By Darius Faulk
I grew up in a border town. No, it was not San Diego or El Paso, but Torrance: The border between what Los Angeles thinks of itself, and what it really is.
See, a few blocks west of Torrance are the sandy beaches of Redondo and Hermosa. Down south, the wealthy hills of Palos Verdes. Up a few blocks north will land you in Hawthorne and Lawndale. And in the east is Carson and Gardena.
To the west and south dwell surfers, lawyers, doctors, and those in “business.” To the north and east, folks drive buses, bag groceries, and clean the homes of those who live on the other side of Torrance. One embodies the bright lights of LA’s hot summer nights, the other, the hard streets of poverty and disenfranchisement.
In Torrance, these two images of the Southland are hotly contested in the four high schools that reside in the city.
South High is rich, white, and has a small coke problem that Greek life in college will undoubtedly exacerbate.
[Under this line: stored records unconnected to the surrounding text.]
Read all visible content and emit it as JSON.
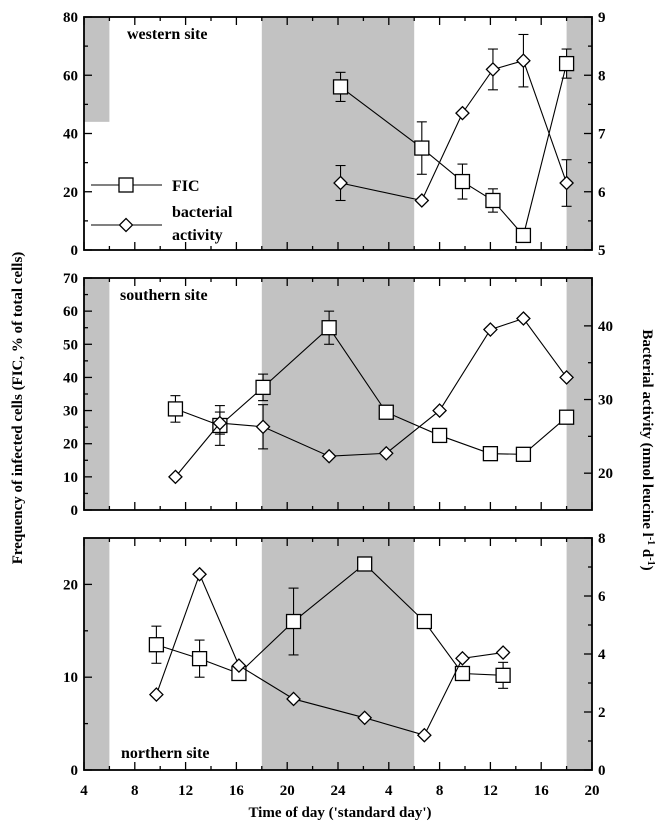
{
  "chart_data": {
    "type": "line",
    "xlabel": "Time of day ('standard day')",
    "ylabel_left": "Frequency of infected cells (FIC, % of total cells)",
    "ylabel_right": "Bacterial activity (nmol leucine l-1 d-1)",
    "x_ticks": [
      "4",
      "8",
      "12",
      "16",
      "20",
      "24",
      "4",
      "8",
      "12",
      "16",
      "20"
    ],
    "legend": {
      "placement": "left, top panel",
      "entries": [
        {
          "name": "FIC",
          "marker": "square"
        },
        {
          "name": "bacterial activity",
          "marker": "diamond"
        }
      ]
    },
    "panels": [
      {
        "title": "western site",
        "left_ylim": [
          0,
          80
        ],
        "left_ticks": [
          "0",
          "20",
          "40",
          "60",
          "80"
        ],
        "right_ylim": [
          5,
          9
        ],
        "right_ticks": [
          "5",
          "6",
          "7",
          "8",
          "9"
        ],
        "shaded_x": [
          [
            4,
            6,
            0.45
          ],
          [
            18,
            30
          ],
          [
            42,
            44
          ]
        ],
        "series": [
          {
            "name": "FIC",
            "axis": "left",
            "marker": "square",
            "x": [
              24.2,
              30.6,
              33.8,
              36.2,
              38.6,
              42
            ],
            "y": [
              56,
              35,
              23.5,
              17,
              5,
              64
            ],
            "err_up": [
              5,
              9,
              6,
              4,
              0,
              5
            ],
            "err_down": [
              5,
              9,
              6,
              4,
              0,
              5
            ]
          },
          {
            "name": "bacterial activity",
            "axis": "right",
            "marker": "diamond",
            "x": [
              24.2,
              30.6,
              33.8,
              36.2,
              38.6,
              42
            ],
            "y": [
              6.15,
              5.85,
              7.35,
              8.1,
              8.25,
              6.15
            ],
            "err_up": [
              0.3,
              0,
              0,
              0.35,
              0.45,
              0.4
            ],
            "err_down": [
              0.3,
              0,
              0,
              0.35,
              0.45,
              0.4
            ]
          }
        ]
      },
      {
        "title": "southern site",
        "left_ylim": [
          0,
          70
        ],
        "left_ticks": [
          "0",
          "10",
          "20",
          "30",
          "40",
          "50",
          "60",
          "70"
        ],
        "right_ylim": [
          15,
          46.5
        ],
        "right_ticks": [
          "20",
          "30",
          "40"
        ],
        "shaded_x": [
          [
            4,
            6
          ],
          [
            18,
            30
          ],
          [
            42,
            44
          ]
        ],
        "series": [
          {
            "name": "FIC",
            "axis": "left",
            "marker": "square",
            "x": [
              11.2,
              14.7,
              18.1,
              23.3,
              27.8,
              32,
              36,
              38.6,
              42
            ],
            "y": [
              30.5,
              25.5,
              37,
              55,
              29.5,
              22.5,
              17,
              16.8,
              28
            ],
            "err_up": [
              4,
              6,
              4,
              5,
              0,
              0,
              0,
              0,
              0
            ],
            "err_down": [
              4,
              6,
              4,
              5,
              0,
              0,
              0,
              0,
              0
            ]
          },
          {
            "name": "bacterial activity",
            "axis": "right",
            "marker": "diamond",
            "x": [
              11.2,
              14.7,
              18.1,
              23.3,
              27.8,
              32,
              36,
              38.6,
              42
            ],
            "y": [
              19.5,
              26.8,
              26.3,
              22.3,
              22.7,
              28.5,
              39.5,
              41,
              33
            ],
            "err_up": [
              0,
              1.5,
              3,
              0,
              0,
              0,
              0,
              0,
              0
            ],
            "err_down": [
              0,
              1.5,
              3,
              0,
              0,
              0,
              0,
              0,
              0
            ]
          }
        ]
      },
      {
        "title": "northern site",
        "left_ylim": [
          0,
          25
        ],
        "left_ticks": [
          "0",
          "10",
          "20"
        ],
        "right_ylim": [
          0,
          8
        ],
        "right_ticks": [
          "0",
          "2",
          "4",
          "6",
          "8"
        ],
        "shaded_x": [
          [
            4,
            6
          ],
          [
            18,
            30
          ],
          [
            42,
            44
          ]
        ],
        "series": [
          {
            "name": "FIC",
            "axis": "left",
            "marker": "square",
            "x": [
              9.7,
              13.1,
              16.2,
              20.5,
              26.1,
              30.8,
              33.8,
              37
            ],
            "y": [
              13.5,
              12,
              10.4,
              16,
              22.2,
              16,
              10.4,
              10.2
            ],
            "err_up": [
              2,
              2,
              0,
              3.6,
              0,
              0,
              0,
              1.4
            ],
            "err_down": [
              2,
              2,
              0,
              3.6,
              0,
              0,
              0,
              1.4
            ]
          },
          {
            "name": "bacterial activity",
            "axis": "right",
            "marker": "diamond",
            "x": [
              9.7,
              13.1,
              16.2,
              20.5,
              26.1,
              30.8,
              33.8,
              37
            ],
            "y": [
              2.6,
              6.75,
              3.6,
              2.45,
              1.8,
              1.2,
              3.85,
              4.05
            ],
            "err_up": [
              0,
              0,
              0,
              0,
              0,
              0,
              0,
              0
            ],
            "err_down": [
              0,
              0,
              0,
              0,
              0,
              0,
              0,
              0
            ]
          }
        ]
      }
    ]
  }
}
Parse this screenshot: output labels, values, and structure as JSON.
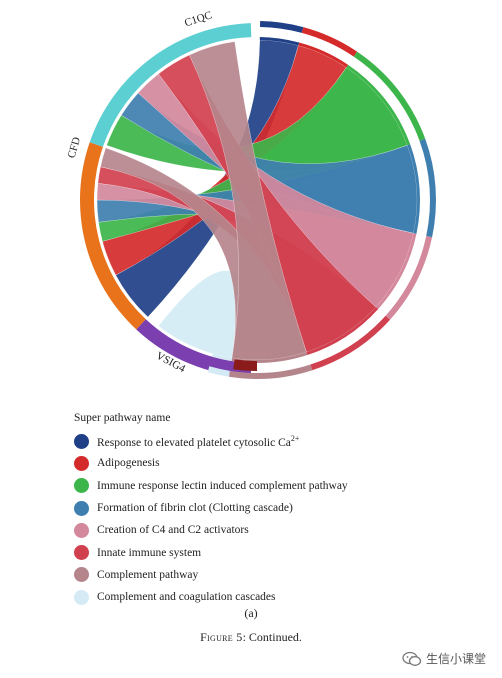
{
  "genes": [
    {
      "name": "C1QC",
      "color": "#5ccfd3"
    },
    {
      "name": "CFD",
      "color": "#e8731a"
    },
    {
      "name": "VSIG4",
      "color": "#7b3fb0"
    }
  ],
  "pathways": [
    {
      "name": "Response to elevated platelet cytosolic Ca",
      "sup": "2+",
      "color": "#1f3f87"
    },
    {
      "name": "Adipogenesis",
      "color": "#d42a2a"
    },
    {
      "name": "Immune response lectin induced complement pathway",
      "color": "#3cb54a"
    },
    {
      "name": "Formation of fibrin clot (Clotting cascade)",
      "color": "#3f7fb0"
    },
    {
      "name": "Creation of C4 and C2 activators",
      "color": "#d4889c"
    },
    {
      "name": "Innate immune system",
      "color": "#d1404f"
    },
    {
      "name": "Complement pathway",
      "color": "#b5858c"
    },
    {
      "name": "Complement and coagulation cascades",
      "color": "#d4ebf5"
    }
  ],
  "legend_title": "Super pathway name",
  "panel_label": "(a)",
  "caption": {
    "prefix": "Figure 5",
    "text": ": Continued."
  },
  "watermark": "生信小课堂"
}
Parked underneath Palos Verdes is South Torrance High, which consists of people not quite rich enough to make it to the top of the hill. West High is made of the slightly less rich and pretentious, populated by those who wish to escape the more “ghetto” schools of the north and east.
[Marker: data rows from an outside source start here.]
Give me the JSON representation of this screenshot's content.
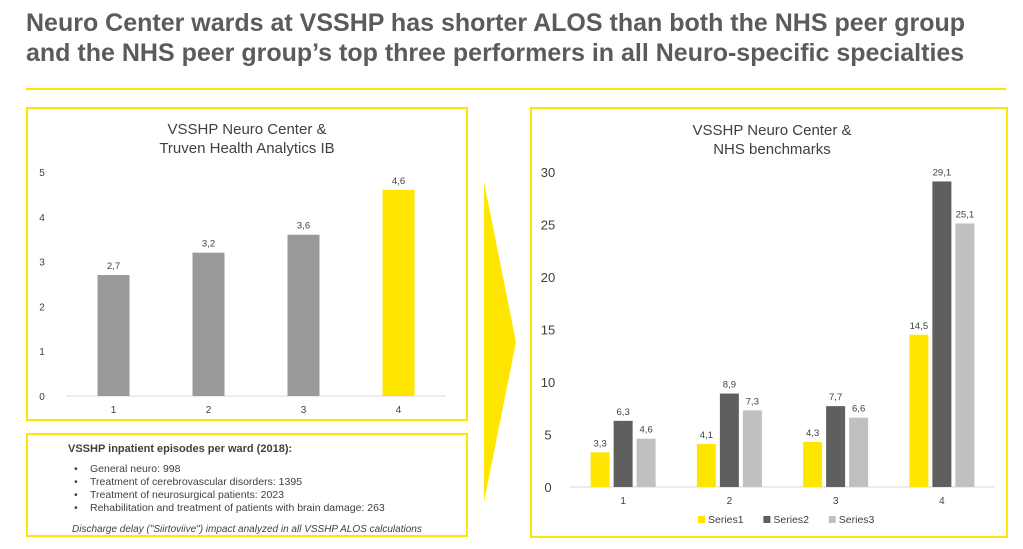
{
  "slide": {
    "title_line1": "Neuro Center wards at VSSHP has shorter ALOS than both the NHS peer group",
    "title_line2": "and the NHS peer group’s top three performers in all Neuro-specific specialties",
    "accent_color": "#ffe600",
    "arrow_icon": "right-arrow-chevron-icon"
  },
  "info_box": {
    "heading": "VSSHP inpatient episodes per ward (2018):",
    "items": [
      "General neuro: 998",
      "Treatment of cerebrovascular disorders: 1395",
      "Treatment of neurosurgical patients: 2023",
      "Rehabilitation and treatment of patients with brain damage: 263"
    ],
    "bullet": "•",
    "note": "Discharge delay (\"Siirtoviive\") impact analyzed in all VSSHP ALOS calculations"
  },
  "chart_data": [
    {
      "type": "bar",
      "title_line1": "VSSHP Neuro Center &",
      "title_line2": "Truven Health Analytics IB",
      "categories": [
        "1",
        "2",
        "3",
        "4"
      ],
      "values": [
        2.7,
        3.2,
        3.6,
        4.6
      ],
      "value_labels": [
        "2,7",
        "3,2",
        "3,6",
        "4,6"
      ],
      "colors": [
        "#999999",
        "#999999",
        "#999999",
        "#ffe600"
      ],
      "ylim": [
        0,
        5
      ],
      "yticks": [
        "0",
        "1",
        "2",
        "3",
        "4",
        "5"
      ],
      "grid": false,
      "legend": "none"
    },
    {
      "type": "bar",
      "title_line1": "VSSHP Neuro Center &",
      "title_line2": "NHS benchmarks",
      "categories": [
        "1",
        "2",
        "3",
        "4"
      ],
      "series": [
        {
          "name": "Series1",
          "color": "#ffe600",
          "values": [
            3.3,
            4.1,
            4.3,
            14.5
          ],
          "labels": [
            "3,3",
            "4,1",
            "4,3",
            "14,5"
          ]
        },
        {
          "name": "Series2",
          "color": "#5f5f5f",
          "values": [
            6.3,
            8.9,
            7.7,
            29.1
          ],
          "labels": [
            "6,3",
            "8,9",
            "7,7",
            "29,1"
          ]
        },
        {
          "name": "Series3",
          "color": "#c0c0c0",
          "values": [
            4.6,
            7.3,
            6.6,
            25.1
          ],
          "labels": [
            "4,6",
            "7,3",
            "6,6",
            "25,1"
          ]
        }
      ],
      "ylim": [
        0,
        30
      ],
      "yticks": [
        "0",
        "5",
        "10",
        "15",
        "20",
        "25",
        "30"
      ],
      "grid": false,
      "legend": "bottom"
    }
  ]
}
My best friend followed this migration out of north Torrance, even though he lived less than a block away from what would eventually become my high school. His parents pulled him out of our middle school that was moderately comprised of black and brown kids for one that was not.
Torrance High resides on the east side next to Carson. While North High, where I graduated, sits next to Lawndale and Gardena, and was filled with students of all different creds and stripes.
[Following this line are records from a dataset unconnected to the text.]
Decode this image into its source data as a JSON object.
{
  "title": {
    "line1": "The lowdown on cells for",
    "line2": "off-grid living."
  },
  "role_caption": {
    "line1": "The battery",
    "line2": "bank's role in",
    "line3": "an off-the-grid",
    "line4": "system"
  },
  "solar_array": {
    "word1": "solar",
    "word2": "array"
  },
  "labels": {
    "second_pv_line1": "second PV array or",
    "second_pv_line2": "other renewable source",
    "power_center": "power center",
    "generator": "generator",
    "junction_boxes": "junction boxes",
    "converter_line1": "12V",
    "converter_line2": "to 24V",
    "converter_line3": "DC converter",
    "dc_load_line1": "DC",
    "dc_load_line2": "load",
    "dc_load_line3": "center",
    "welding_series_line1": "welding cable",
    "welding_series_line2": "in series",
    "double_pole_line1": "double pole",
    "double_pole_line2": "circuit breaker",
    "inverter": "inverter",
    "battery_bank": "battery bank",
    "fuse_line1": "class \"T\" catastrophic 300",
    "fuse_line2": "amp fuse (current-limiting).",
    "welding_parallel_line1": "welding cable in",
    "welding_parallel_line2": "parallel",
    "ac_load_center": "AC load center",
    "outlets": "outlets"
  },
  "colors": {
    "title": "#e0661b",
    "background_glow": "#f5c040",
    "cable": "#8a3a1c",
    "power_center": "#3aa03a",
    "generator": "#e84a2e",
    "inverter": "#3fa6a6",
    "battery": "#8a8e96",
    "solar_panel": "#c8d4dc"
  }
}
Here, being rich and white did not provide the type of social clout that defined the other three Torrance high schools.
North High was a diverse utopia; the type of melting pot that America wishes it could be. About 40 different languages could be heard throughout the hallways of my school. The largest ethnic group only made up 40 percent of the population, which is further stratified to include the wide array of cultures and people that make up the “Hispanic” portion of our census. This was followed by 30 percent Asians who, too, can be divided into the diverse range of peoples and cultures of Asia and the Pacific Islands.
Here was a place too diverse for segregated social cliques. On any given day, one wouldn’t be surprised to find a group of folks spending lunch with a group of friends that was different from the group they enjoyed the day before. And once a year, for a whole week, we would celebrate the rich diversity that made North High such a unique place. We’d dance, sing, and eat to the rhythms and beats of cultures from around the world.
Here at the border of what LA thinks of itself, and what it really is, we might as well have been on the border of Earth and space: Not quite one thing, not quite the other, and too innocent to realize that outside the walls of our little utopia, the world was a much different place.